Emily Clowper certainly had enough at stake to lie. But did she have enough at stake to kill?
chapter 3
B
y Monday morning, news of the murder at Dickerson University had spread like a west Texas brush fire, igniting latent town-gown animosity into a full-fledged inferno of speculation and name-calling. And rightly or wrongly, Dr. Emily Clowper was strapped to a stake right in the middle of it all.
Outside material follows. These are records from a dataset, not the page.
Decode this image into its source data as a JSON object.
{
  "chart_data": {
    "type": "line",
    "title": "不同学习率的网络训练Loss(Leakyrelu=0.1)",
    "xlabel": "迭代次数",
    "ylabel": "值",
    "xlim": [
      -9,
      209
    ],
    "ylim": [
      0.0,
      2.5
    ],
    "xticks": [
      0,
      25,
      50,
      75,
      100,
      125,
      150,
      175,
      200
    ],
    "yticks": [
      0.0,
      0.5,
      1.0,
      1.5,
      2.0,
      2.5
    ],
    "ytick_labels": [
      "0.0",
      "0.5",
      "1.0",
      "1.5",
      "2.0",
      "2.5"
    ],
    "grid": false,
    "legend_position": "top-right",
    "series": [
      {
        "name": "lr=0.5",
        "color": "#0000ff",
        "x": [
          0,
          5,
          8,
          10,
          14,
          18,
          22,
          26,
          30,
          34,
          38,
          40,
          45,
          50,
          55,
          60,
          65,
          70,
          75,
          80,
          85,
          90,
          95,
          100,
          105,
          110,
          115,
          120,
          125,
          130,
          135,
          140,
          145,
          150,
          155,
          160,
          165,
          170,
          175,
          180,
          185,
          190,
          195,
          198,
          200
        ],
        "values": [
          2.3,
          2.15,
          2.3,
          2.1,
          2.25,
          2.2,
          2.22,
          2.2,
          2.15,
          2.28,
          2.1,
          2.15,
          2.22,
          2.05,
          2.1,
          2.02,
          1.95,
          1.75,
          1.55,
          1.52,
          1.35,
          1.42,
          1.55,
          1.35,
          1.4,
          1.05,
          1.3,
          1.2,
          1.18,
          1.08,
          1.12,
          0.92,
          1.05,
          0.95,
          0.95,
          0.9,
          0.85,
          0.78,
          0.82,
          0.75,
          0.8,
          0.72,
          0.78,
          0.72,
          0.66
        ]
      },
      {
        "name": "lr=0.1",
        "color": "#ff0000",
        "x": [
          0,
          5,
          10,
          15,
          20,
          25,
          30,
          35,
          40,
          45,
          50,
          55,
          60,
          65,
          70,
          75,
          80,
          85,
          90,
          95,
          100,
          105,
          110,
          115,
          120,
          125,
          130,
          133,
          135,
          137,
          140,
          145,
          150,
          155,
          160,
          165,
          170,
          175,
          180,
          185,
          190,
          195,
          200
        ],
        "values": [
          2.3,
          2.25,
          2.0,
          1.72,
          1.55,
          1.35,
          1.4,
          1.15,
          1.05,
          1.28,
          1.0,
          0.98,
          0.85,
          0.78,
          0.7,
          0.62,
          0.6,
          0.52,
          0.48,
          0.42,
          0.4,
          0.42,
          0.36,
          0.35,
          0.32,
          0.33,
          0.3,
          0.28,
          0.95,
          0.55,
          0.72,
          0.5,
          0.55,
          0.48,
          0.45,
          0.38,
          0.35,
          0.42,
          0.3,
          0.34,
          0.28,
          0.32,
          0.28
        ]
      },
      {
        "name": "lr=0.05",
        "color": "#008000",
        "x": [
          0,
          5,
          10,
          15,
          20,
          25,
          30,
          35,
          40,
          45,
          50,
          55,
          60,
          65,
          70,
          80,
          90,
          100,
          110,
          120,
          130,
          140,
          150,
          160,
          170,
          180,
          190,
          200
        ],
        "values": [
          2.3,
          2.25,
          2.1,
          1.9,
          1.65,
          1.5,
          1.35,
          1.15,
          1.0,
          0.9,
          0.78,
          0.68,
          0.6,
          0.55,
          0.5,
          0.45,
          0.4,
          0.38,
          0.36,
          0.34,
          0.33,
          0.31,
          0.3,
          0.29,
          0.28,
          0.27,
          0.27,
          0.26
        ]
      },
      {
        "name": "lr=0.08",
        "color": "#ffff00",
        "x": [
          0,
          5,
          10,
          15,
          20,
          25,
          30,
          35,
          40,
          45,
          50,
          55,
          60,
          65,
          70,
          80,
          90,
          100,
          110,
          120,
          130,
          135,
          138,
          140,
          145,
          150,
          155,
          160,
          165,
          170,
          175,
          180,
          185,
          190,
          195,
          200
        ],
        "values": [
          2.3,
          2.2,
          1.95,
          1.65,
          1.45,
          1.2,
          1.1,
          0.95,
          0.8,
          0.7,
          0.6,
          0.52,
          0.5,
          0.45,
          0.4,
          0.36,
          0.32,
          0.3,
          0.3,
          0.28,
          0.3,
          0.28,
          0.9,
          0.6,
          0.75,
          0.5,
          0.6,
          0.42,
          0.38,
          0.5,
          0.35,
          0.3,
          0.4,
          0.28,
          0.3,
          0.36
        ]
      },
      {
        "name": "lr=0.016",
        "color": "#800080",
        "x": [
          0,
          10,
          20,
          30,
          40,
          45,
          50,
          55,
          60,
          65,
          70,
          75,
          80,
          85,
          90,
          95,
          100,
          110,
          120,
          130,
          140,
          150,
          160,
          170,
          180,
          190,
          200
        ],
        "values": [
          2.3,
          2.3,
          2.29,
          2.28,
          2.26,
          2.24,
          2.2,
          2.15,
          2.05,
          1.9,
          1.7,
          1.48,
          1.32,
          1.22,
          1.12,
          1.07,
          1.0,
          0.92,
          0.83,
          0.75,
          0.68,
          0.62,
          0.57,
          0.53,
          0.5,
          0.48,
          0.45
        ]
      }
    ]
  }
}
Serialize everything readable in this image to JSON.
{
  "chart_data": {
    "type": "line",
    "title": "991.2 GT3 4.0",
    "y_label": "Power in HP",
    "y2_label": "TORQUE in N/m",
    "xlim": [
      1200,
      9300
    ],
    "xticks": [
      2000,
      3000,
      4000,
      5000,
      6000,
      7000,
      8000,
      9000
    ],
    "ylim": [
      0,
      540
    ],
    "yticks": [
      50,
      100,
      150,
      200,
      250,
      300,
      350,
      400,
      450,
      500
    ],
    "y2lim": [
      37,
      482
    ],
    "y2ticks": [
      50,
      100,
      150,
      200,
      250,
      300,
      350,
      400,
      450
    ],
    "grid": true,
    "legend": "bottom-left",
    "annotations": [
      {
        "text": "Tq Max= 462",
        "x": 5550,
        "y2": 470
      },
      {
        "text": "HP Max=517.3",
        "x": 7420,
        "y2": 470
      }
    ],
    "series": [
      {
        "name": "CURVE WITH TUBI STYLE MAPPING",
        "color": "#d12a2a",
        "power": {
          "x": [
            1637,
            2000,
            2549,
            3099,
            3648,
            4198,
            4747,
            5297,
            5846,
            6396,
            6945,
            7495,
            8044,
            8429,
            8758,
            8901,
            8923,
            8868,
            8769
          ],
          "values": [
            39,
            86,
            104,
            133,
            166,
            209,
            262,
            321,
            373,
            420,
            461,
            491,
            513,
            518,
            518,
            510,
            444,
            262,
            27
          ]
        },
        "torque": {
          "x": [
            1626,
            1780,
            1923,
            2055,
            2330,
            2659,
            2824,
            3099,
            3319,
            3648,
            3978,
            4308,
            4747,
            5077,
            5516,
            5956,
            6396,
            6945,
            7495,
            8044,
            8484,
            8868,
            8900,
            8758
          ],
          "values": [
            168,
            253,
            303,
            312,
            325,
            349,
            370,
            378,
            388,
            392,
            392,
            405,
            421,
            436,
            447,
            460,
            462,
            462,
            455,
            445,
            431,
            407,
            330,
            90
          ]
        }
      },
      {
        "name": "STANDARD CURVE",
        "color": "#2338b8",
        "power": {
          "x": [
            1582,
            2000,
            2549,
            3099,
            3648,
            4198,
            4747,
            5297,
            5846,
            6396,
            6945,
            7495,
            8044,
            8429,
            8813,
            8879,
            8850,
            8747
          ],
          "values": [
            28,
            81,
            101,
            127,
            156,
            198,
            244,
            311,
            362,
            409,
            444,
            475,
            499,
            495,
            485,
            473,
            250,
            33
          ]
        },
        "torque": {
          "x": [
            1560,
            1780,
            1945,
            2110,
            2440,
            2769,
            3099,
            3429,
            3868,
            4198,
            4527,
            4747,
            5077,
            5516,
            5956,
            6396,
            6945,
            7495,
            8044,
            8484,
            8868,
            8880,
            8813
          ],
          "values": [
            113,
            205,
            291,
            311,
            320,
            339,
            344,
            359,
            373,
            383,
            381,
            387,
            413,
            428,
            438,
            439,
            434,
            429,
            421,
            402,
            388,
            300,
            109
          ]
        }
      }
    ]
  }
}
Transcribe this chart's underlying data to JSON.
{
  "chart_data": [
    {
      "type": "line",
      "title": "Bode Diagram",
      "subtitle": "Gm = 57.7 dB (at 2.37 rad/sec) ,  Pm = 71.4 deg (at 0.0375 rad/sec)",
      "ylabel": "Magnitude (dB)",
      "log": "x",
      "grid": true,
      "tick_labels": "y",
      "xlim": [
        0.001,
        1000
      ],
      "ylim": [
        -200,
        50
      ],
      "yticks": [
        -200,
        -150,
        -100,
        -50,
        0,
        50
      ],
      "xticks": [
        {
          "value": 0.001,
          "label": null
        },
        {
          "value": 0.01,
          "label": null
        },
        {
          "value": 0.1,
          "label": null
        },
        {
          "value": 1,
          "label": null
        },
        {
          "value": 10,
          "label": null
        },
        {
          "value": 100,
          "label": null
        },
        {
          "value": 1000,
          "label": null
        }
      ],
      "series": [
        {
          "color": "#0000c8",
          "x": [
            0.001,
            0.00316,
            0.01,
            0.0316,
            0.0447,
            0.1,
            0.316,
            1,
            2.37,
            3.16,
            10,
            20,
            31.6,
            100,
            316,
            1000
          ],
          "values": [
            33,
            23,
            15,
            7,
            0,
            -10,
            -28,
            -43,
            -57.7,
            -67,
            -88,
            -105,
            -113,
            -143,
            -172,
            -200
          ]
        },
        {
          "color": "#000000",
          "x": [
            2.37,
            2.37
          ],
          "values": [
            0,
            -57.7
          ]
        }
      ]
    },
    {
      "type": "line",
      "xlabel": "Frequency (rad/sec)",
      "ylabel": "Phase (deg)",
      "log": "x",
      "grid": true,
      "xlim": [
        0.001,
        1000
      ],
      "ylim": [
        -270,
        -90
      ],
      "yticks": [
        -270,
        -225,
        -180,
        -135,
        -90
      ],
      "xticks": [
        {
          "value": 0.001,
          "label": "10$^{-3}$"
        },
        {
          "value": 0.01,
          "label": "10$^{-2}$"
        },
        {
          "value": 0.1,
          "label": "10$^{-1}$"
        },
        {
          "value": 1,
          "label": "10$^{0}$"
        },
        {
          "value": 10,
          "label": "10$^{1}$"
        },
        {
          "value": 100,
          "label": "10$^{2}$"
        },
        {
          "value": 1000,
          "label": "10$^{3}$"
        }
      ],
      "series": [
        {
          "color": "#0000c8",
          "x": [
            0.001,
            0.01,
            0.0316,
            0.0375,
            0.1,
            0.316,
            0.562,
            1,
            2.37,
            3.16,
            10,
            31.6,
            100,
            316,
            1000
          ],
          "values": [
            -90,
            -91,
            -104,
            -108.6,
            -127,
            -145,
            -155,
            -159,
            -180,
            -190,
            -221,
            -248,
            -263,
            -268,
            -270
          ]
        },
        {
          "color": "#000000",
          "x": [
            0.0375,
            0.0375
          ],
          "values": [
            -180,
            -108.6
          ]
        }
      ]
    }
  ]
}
Down-home, no-nonsense, small-town pride is as integral to life in Dalliance, Texas, as the gas-rich shale that runs beneath the arid north Texas soil. Big-box stores and suburban strip malls were cropping up out on FM 410, but the heart of the town still beat in the tiny courthouse square. Folks from outside Texas sometimes comment that the courthouse square reminds them of a medieval castle, guarded by a moat of one-way streets and knights in white pickup trucks. The town barely tolerated the highfalutin university on the best of days, and with trouble brewing on campus, the pickups were closing ranks.
Rants about an East Coast intellectual preying on a hometown boy and ivory-towered eggheads obstructing justice to protect their own filled the Op-Ed page of the
Dalliance News-Letter
(never mind that Emily Clowper was from Minnesota or that Dickerson had acted with lightning speed to place her on administrative leave pending the resolution of the police investigation). Meanwhile, the
Dickerson Daily
lamented the lack of objectivity of the Dalliance PD and fretted about a rush to judgment that might ruin the career of a promising young scholar (never mind that Cal McCormack had been barred from anything to do with the investigation or that the authorities officially denied that Emily was a suspect).